Gizmo vs Clawdbot
Two personal AI assistants. Same underlying brain. Different approaches to memory and learning. Which one actually makes you more effective? Let's find out.
The Truth About AI "Intelligence"
You can't make an AI smarter. The intelligence comes from the model (Claude, GPT, etc.). What you can control is context—the information the AI has access to.
Both Gizmo and Clawdbot use Claude Opus 4.5. Same model, same reasoning capability, same knowledge. The difference isn't intelligence—it's how they manage what that intelligence can see.
What You Actually Control
Memory Systems
How past conversations and decisions are stored and retrieved
Learning Capture
How preferences and patterns are recorded over time
Bootstrap Context
What the AI knows about you before you say anything
Search & Retrieval
How efficiently the AI finds relevant past information
Memory Systems
Both systems use markdown files for memory. The difference is in structure and persistence.
Clawdbot
memory/ - Loads today + yesterday at session start
- Long-term memory only in private sessions
- Local storage only
- Auto-flush before context limit
Gizmo
sessions/ - Reads latest session + CLAUDE.md
- Incremental saves during session
- Git-backed, versioned, portable
- Auto-flush before context limit
Learning Capabilities
Neither system does neural learning—they don't update model weights. "Learning" means capturing information for future sessions.
Clawdbot Approach
- User prefers SvelteKit - Database password issue was URL encoding - Don't use cohort - Project uses Supabase - User is in Malaysia timezone
Gizmo Approach
## Preferences Discovered - User prefers SvelteKit (2026-01-10) ## Patterns That Work - URL encode special chars in DB passwords (2026-01-15) ## Avoid - Don't use "cohort" — use "intake" (2025-01-10)
Why This Matters
You forget to say "remember this." Gizmo captures learnings without being asked.
"Patterns That Work" and "Avoid" are different. Mixing them loses signal.
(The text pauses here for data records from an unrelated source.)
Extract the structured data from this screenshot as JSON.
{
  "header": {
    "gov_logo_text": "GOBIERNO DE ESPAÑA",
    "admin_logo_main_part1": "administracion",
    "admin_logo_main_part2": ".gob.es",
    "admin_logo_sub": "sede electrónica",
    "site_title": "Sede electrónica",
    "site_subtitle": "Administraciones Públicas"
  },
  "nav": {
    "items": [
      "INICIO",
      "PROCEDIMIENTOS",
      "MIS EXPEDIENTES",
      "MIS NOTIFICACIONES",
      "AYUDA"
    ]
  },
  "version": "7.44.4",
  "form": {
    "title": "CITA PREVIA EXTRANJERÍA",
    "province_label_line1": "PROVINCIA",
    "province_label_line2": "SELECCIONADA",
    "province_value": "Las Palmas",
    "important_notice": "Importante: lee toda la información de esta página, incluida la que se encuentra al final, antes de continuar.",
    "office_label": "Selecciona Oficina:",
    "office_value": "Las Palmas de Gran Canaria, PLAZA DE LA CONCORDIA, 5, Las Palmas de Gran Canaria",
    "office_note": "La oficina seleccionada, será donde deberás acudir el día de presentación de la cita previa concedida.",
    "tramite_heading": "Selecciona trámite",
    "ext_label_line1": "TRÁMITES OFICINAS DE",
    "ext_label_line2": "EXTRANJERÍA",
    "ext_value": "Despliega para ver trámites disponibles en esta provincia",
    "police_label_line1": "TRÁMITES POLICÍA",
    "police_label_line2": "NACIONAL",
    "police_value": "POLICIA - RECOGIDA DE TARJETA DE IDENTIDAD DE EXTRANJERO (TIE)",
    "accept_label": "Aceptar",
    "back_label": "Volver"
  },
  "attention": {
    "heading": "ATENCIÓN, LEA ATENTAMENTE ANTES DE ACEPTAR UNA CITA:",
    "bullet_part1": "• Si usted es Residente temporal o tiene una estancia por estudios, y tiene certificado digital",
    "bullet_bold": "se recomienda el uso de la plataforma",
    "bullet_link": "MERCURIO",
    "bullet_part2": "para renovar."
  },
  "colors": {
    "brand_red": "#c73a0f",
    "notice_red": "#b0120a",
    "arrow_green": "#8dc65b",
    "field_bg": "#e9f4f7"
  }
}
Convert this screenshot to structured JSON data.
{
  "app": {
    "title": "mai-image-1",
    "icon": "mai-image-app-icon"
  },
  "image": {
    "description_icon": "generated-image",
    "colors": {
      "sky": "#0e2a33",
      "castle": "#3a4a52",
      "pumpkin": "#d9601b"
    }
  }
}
Knowing when you learned something helps judge if it's still relevant.
Memory Search
Having memory is useless if you can't find what you need. Both systems use hybrid search.
Vector Search (Semantic)
Finds conceptually similar content even with different words
BM25 Search (Keyword)
Finds exact matches for specific terms, IDs, error codes
Hybrid = Best of Both
Token Efficiency
Tokens cost money and fill up context windows. Efficient systems get more done with less.
Better context management means fewer tokens used while getting better results. You're not sacrificing intelligence—you're removing waste.
Where Tokens Go
Files loaded at session start. Gizmo's bootstrap is leaner.
With hybrid search, both find relevant sessions without reading everything.
Gizmo's structured preferences mean fewer "no, I meant..." corrections.
Net Token Savings
Final Verdict
The Bottom Line
For memory and learning: Gizmo wins. Automatic capture, structured categories, git-backed persistence, and better token efficiency make it the smarter system—even though the underlying AI is identical.
For messaging access: Clawdbot wins. If you need to chat with your AI via WhatsApp or Telegram, Clawdbot has that built in.
The insight: You can't change intelligence, but you can change everything around it. Better scaffolding makes the same brain more effective.